According to a new analysis, published in the August 29 issue of Science, the current Ebola outbreak stemmed from an earlier initial leap from the wild into humans, rather than the virus repeatedly jumping from infected animals to humans.
For this research, 99 Ebola virus genome sequences that comprise some 70 percent of the Ebola patients diagnosed in Sierra Leone in late May to mid-June were used. The virus samples were extracted from the blood of 78 patients early in Sierra Leone’s outbreak.
But the interesting thing they found was that the first case of the disease in that country stemmed from the burial of a traditional healer who had previously treated Ebola patients in Guinea. Afterwards, 13 additional women who attended the burial developed the Ebola viral disease.
Meanwhile, an entirely separate Ebola outbreak has killed 13 of 42 people sickened in a remote area of Congo, in Central Africa, the agency said.
WHO’s plan of attack would cost $489 million to support 750 international health workers and 12,000 national ones, and it’s meant to stop Ebola transmission in affected countries within six to nine months, prevent the spread of any new infections within eight weeks of a case’s being identified anywhere in the world and improve the public health responses to Ebola in any nation with major transportation hubs or borders shared with affected countries.
“The WHO road map is welcome, but it should not give a false sense of hope. A plan needs to be acted upon. Huge questions remain,” Doctors Without Borders’ operations director, Bruce de le Vingne, said as a response to the WHO plan. “States with the capacity to help have the responsibility to mobilize resources to the affected countries, rather than watching from the sidelines with a naive hope that the situation will improve.”
Doctors Without Borders has taken the lead in caring for Ebola patients in Africa.

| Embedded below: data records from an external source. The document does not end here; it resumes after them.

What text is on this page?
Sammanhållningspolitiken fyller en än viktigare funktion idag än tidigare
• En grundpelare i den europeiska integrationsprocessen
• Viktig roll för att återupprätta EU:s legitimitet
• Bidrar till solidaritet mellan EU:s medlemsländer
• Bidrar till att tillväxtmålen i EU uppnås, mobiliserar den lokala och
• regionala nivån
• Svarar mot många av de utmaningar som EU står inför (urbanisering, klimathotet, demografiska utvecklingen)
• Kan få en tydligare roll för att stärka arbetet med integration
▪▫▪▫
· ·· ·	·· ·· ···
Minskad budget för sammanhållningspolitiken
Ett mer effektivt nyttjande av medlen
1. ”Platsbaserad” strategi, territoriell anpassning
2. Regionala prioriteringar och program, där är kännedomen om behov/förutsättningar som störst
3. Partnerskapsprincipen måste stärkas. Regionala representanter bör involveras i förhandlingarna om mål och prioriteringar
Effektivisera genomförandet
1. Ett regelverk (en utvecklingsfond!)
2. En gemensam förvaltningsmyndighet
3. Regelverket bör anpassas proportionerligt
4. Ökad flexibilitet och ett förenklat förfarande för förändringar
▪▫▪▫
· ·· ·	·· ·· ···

Since the current Ebola outbreak was first reported to WHO in March more than 1,500 people have died in Guinea, Liberia, Nigeria and Sierra Leone, including more than 120 health workers. “In many cases medical staff are at risk because no protective equipment is available, not even gloves and face masks. Even in dedicated Ebola wards, personal protective equipment is often scarce or not being properly used,” WHO said in a statement.